The Palace and Park by Phillips, Forbes, Latham, Owen, Scharf, and Shenton

391. HENRY FUSELI or FUESSLI. _Painter._

[Born 1745. Died 1825. Aged 80.] An artist of undoubted genius and originality, but very eccentric both as painter and as man. Born at Zurich, where he cultivated learning with great ardour, especially the literature of England; at the same time took delight in copying the works of Michael Angelo and Raffaelle. Came to England in 1763, and showed his paintings to Sir Joshua Reynolds, who praised the work and recommended to the young aspirant the usual pilgrimage to Rome. Obeying the command he remained for eight years in the city of Art, and then came back to England where he worked his way to honour. In 1790, he was Royal Academician; in 1799, Professor of Painting; in 1804, Keeper of the Royal Academy.
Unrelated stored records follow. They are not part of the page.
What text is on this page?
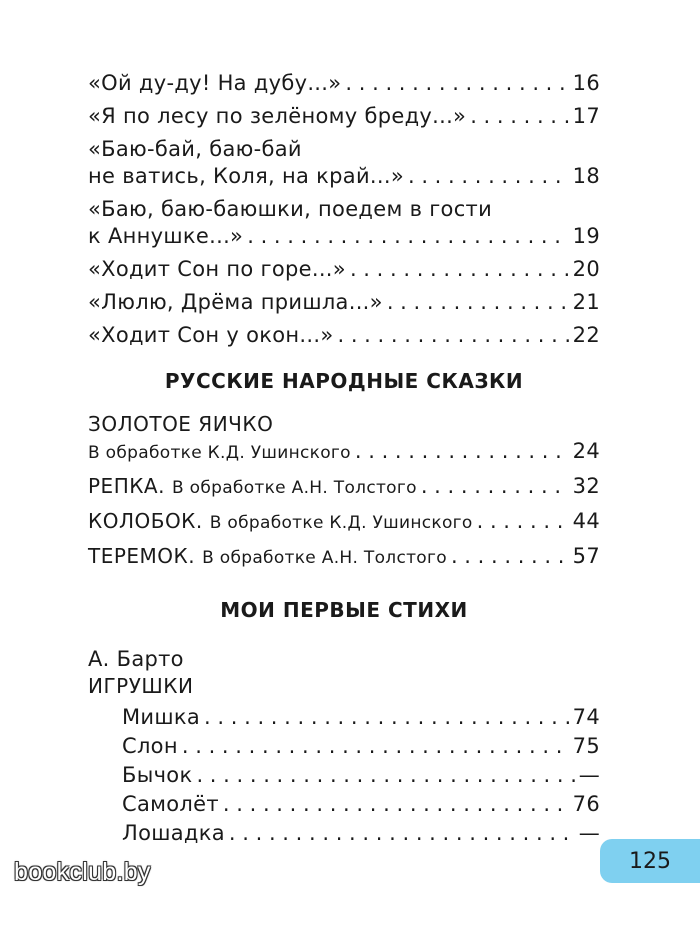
«Ой ду-ду! На дубу...» . . .	16
«Я по лесу по зелёному бреду...» . . .	17
«Баю-бай, баю-бай
не ватись, Коля, на край...» . . .	18
«Баю, баю-баюшки, поедем в гости
к Аннушке...» . . .	19
«Ходит Сон по горе...» . . .	20
«Люлю, Дрёма пришла...» . . .	21
«Ходит Сон у окон...» . . .	22
РУССКИЕ НАРОДНЫЕ СКАЗКИ
ЗОЛОТОЕ ЯИЧКО
В обработке К.Д. Ушинского . . .	24
РЕПКА. В обработке А.Н. Толстого . . .	32
КОЛОБОК. В обработке К.Д. Ушинского . . .	44
ТЕРЕМОК. В обработке А.Н. Толстого . . .	57
МОИ ПЕРВЫЕ СТИХИ
А. Барто
ИГРУШКИ
Мишка . . .	74
Слон . . .	75
Бычок . . .	—
Самолёт . . .	76
Лошадка . . .	—
125
bookclub.by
Fuseli was a good scholar, endowed with a potent and wild imagination, and an excellent anatomist; but he suffered his imagination to lead him into extravagance, and his anatomy protruded itself in his pictures. He painted, in 1798, a series of forty-seven pictures illustrative of Milton. They reveal grand conception and daring power, but tremble occasionally on the verge of the grotesque. No later artist has ventured to follow him in his flights, but his profound interpretations of the true spirit of poetry may be contemplated by all men with advantage. [From the marble, by E. H. Baily, R.A. Executed for Sir Thomas Lawrence, 1824.]